BILL— Here’s the scoop on pirouettes. Most of the time if you’re having problems with them, it has to do with the quality of the canter. Is it collected enough? Is it balanced enough? Can your horse keep enough jump behind, maintaining the tempo while not being held back by the reins as you make his strides shorter? These are things that you must practice over and over, building his strength and confidence before you try to put him too much on the spot or do too many strides in a row.
Then you have to make him easy to turn so he wants to follow your weight. If he doesn’t, you’ll be inclined to use too much outside leg, chasing him around and making him lose his lateral balance! Remember, you should still be riding him “inside leg to outside rein” even as you are turning his forehand in the direction of the bend.
Pirouettes ridden without the rider’s inner leg support often devolve into something like a spin. When I see one I flashback to that scene in the diner in Five Easy Pieces.

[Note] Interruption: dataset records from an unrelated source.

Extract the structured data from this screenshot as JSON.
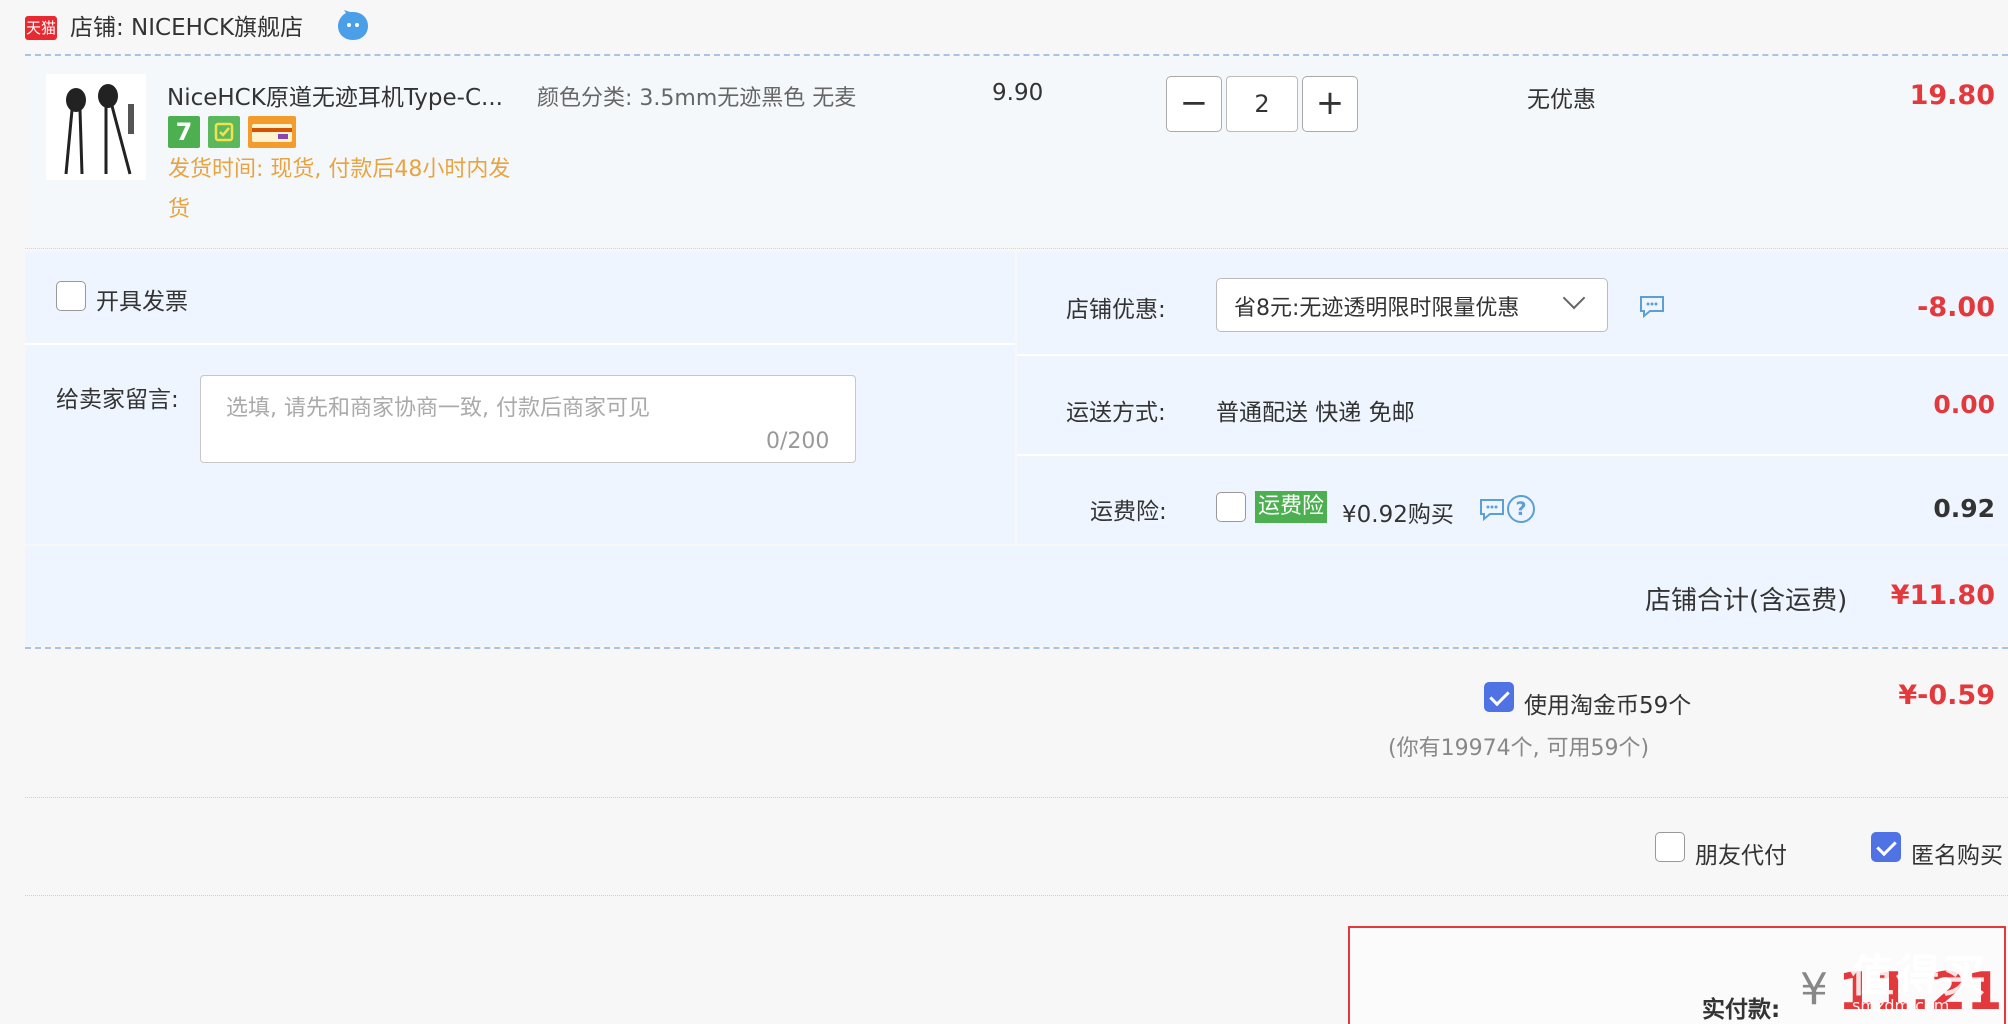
{
  "shop": {
    "platform_logo": "天猫",
    "label": "店铺: NICEHCK旗舰店",
    "chat_icon": "wangwang-chat-icon"
  },
  "product": {
    "title": "NiceHCK原道无迹耳机Type-C...",
    "sku": "颜色分类: 3.5mm无迹黑色 无麦",
    "ship_time": "发货时间: 现货, 付款后48小时内发货",
    "price": "9.90",
    "quantity": "2",
    "minus_label": "−",
    "plus_label": "+",
    "discount": "无优惠",
    "subtotal": "19.80",
    "badges": [
      "seven-day-return-icon",
      "shipping-guarantee-icon",
      "credit-card-icon"
    ],
    "badge_7_text": "7"
  },
  "options": {
    "invoice_label": "开具发票",
    "remark_label": "给卖家留言:",
    "remark_placeholder": "选填, 请先和商家协商一致, 付款后商家可见",
    "remark_count": "0/200",
    "coupon_label": "店铺优惠:",
    "coupon_selected": "省8元:无迹透明限时限量优惠",
    "coupon_value": "-8.00",
    "shipping_label": "运送方式:",
    "shipping_value": "普通配送 快递 免邮",
    "shipping_cost": "0.00",
    "insurance_label": "运费险:",
    "insurance_tag": "运费险",
    "insurance_price": "¥0.92购买",
    "insurance_cost": "0.92",
    "help_glyph": "?"
  },
  "shop_total": {
    "label": "店铺合计(含运费)",
    "value": "¥11.80"
  },
  "coins": {
    "label": "使用淘金币59个",
    "value": "¥-0.59",
    "note": "(你有19974个, 可用59个)"
  },
  "extras": {
    "friend_pay_label": "朋友代付",
    "anonymous_label": "匿名购买"
  },
  "payment": {
    "label": "实付款:",
    "currency": "¥",
    "value": "11.21"
  },
  "watermark": {
    "text": "值得买",
    "sub": "smzdm.com"
  },
  "colors": {
    "price_red": "#e4393c",
    "ship_orange": "#e8a442",
    "panel_blue": "#eef5fe",
    "checkbox_blue": "#4f72e5",
    "insurance_green": "#4caf50",
    "tmall_red": "#e8292f"
  }
}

[Provided here for the too-young or the old-and–forgetful:
https://www.youtube.com/watch?v=6wtfNE4z6a8 When Jack Nicholson sweeps everything off the table in disgust at the waitress giving him grief, think “Very bad pirouette!” It comes right after the iconic “You want me to hold the chicken?” exchange which is always worth another viewing!]
the image Major Lindgren drilled into my head is of cutting slices of an angel food cake – down, up, over, and down again. No hurry at all because the horse stays in lateral balance between the rider’s legs.